Membership Privileges

The token launch also would be used to buy Paragon real estate around the world to build shared ParagonSpace offices that members could rent using PRG. Currently, cannabis workspaces are prohibitively expensive and often tough, if not impossible to find, given the federal law and so-called Green Zone local zoning restrictions.

And finally, members could use tokens to cast votes on all issues important to the community, such as where Paragon shared office spaces will be located and how community reserve funds should be spent. "They are not doing this ad hoc, hey, let's get a quick money grab," says IOTA's Sontsebo. "By doing it the way they are doing it, at least as defined in the white paper, they are creating a very collective community effort around it, and I believe that's a very good approach."

It hasn't been easy pulling off such an ambitious project. In addition to the recent 24/7 DDOS and troll attacks and numerous extortion attempts, the token presale itself has been exhausting, with Lavrov subsisting on 30-minute naps, as emails and calls come in from around the world. Lavrov says he sometimes rolls off the couch and ends up on the floor, to the amusement of their French Bulldog and company mascot, Priscilla.

But the tech-savvy Lavrov appears to have as good a shot of pulling it off as anyone. Regarded as one of the fathers of the Russian internet, Lavrov's early work in his birth country not only made him enormously wealthy but also earned him connections that have become invaluable now, two decades later, with the Paragon token launch.
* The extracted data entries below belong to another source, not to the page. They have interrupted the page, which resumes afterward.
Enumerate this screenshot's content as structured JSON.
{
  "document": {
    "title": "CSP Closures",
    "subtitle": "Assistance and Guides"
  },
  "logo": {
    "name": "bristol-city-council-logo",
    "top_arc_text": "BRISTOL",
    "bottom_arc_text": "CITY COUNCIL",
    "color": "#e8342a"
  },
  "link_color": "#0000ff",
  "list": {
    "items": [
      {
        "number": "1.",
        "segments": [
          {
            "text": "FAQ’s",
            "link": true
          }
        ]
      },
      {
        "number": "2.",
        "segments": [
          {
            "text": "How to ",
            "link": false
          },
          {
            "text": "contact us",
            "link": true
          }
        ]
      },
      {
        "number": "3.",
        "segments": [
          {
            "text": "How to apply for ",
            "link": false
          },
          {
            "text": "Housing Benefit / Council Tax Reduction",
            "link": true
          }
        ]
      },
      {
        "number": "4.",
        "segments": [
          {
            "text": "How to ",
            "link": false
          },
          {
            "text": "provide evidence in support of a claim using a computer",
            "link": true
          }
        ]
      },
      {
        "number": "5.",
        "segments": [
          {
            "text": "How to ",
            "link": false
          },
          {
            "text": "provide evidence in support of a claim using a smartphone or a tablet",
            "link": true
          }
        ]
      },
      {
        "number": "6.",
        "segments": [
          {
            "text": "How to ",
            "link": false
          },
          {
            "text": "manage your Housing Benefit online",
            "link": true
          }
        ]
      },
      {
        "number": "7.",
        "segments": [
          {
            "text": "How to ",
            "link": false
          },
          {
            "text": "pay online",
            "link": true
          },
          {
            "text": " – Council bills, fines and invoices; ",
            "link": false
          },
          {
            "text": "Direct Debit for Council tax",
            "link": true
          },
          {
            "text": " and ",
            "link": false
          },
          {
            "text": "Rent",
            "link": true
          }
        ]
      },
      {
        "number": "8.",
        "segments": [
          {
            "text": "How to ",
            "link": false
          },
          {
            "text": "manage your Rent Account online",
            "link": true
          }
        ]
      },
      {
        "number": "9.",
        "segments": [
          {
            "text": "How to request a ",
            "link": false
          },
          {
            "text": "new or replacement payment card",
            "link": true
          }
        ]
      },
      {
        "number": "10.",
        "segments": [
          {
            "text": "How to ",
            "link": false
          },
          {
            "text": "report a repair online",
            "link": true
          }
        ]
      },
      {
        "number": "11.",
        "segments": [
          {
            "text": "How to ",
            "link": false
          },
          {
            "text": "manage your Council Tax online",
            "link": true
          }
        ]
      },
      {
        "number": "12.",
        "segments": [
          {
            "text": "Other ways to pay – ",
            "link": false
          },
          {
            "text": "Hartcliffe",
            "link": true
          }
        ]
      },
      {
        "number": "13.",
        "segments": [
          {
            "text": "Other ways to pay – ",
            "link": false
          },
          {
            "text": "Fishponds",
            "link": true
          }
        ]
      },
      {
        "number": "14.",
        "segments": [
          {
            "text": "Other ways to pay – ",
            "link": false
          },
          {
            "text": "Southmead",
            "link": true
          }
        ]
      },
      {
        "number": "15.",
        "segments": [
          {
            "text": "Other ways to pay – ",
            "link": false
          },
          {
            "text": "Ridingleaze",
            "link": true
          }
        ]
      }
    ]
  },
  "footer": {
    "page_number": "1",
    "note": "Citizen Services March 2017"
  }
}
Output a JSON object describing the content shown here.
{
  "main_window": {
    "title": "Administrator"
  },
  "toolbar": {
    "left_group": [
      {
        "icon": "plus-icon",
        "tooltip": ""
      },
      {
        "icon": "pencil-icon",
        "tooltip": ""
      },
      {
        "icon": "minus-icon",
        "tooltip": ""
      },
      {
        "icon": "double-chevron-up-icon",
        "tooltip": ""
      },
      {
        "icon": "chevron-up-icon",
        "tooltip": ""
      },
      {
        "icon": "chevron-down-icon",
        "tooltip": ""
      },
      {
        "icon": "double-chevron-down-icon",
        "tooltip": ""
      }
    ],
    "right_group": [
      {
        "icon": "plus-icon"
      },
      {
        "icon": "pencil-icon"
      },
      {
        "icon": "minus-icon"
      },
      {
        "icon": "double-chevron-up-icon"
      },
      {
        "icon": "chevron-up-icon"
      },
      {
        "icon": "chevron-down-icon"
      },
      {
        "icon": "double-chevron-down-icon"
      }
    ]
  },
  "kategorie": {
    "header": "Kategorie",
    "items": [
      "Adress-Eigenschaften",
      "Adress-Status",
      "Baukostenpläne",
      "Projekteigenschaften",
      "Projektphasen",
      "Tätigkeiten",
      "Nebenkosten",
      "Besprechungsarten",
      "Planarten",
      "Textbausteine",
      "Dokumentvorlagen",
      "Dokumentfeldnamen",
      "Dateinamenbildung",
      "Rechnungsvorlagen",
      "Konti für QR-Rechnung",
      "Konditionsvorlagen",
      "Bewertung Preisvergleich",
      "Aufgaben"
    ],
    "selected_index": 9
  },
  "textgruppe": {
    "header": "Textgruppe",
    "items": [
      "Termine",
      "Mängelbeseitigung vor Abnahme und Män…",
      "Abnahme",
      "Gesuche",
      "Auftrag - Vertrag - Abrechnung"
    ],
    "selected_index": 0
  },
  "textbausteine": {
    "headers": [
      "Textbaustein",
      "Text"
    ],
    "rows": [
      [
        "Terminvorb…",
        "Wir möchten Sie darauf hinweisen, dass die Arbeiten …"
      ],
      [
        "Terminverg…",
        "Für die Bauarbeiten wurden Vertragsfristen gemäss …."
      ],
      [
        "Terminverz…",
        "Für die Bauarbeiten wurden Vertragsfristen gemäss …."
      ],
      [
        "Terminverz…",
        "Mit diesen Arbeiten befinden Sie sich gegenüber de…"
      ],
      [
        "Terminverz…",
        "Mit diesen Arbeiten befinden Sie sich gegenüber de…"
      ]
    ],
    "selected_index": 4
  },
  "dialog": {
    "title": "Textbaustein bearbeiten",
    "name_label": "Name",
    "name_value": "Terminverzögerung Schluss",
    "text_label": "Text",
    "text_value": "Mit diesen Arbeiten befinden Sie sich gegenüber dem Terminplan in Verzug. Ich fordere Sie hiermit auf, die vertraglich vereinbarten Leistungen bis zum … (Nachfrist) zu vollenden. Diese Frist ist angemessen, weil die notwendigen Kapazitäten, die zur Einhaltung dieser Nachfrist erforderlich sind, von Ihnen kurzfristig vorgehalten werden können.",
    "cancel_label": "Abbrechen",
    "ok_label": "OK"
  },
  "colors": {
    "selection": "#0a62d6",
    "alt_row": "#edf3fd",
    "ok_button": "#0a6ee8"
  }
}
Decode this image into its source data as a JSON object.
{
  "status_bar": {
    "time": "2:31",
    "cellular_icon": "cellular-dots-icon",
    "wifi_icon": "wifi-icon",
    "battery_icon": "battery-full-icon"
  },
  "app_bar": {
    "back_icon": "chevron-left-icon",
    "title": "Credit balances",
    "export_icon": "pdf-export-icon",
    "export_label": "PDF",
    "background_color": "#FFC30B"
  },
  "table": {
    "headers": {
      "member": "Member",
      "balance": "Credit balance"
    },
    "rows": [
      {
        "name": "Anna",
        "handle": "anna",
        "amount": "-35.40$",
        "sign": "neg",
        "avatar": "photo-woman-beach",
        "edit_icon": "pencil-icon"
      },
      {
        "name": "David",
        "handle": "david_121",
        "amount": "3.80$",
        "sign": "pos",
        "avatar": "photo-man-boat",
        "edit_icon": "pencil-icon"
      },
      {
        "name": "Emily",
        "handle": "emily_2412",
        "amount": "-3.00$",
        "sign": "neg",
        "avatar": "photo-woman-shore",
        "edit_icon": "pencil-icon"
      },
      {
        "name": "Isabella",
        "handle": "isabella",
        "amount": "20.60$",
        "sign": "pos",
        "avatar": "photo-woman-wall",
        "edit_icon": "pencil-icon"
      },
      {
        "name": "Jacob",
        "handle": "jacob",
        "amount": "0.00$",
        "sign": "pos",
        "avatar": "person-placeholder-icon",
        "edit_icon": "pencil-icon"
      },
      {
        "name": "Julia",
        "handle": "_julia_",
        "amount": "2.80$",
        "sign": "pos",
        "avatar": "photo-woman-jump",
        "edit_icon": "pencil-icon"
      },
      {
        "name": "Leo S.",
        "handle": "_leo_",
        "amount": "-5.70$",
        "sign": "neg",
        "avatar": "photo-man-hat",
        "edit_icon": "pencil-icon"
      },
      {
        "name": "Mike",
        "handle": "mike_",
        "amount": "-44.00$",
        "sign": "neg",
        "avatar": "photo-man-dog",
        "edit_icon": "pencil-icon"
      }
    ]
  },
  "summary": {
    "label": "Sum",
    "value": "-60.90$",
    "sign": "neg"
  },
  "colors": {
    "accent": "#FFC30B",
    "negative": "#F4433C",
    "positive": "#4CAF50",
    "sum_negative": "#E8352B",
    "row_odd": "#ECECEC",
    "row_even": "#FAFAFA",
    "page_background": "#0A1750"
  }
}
Lavrov, like VerSteeg, has his own dramatic tale of adversity and triumph, which he recounts as we leave the Four Seasons and head over to Yahoo News, where VerSteeg is due for an interview.

It's a gray, rainy day in New York. We're riding in a leather-lined rented Mercedes Sprinter van driven by a silver-haired Polish man named Felix, who seems tickled pink to be escorting VerSteeg around, holding an umbrella protectively over her, and at one point, deftly helping her maneuver cobblestones in her impractical designer stilettos, when Lavrov forgets to do so. "I'm sorry. Forgive me," Lavrov says to VerSteeg, shaking his head in chagrin, as the van leaves the curb. "Will you keep me around?" She assures him she will. As we wait for the elevator at Yahoo News, I ask VerSteeg which clothing designer is her favorite. "YSL, of course," Lavrov interjects, smiling, pointing to his wife's small black cross-body bag with the gold Yves Saint Laurent logo. "Because those are my initials, you see, YSL."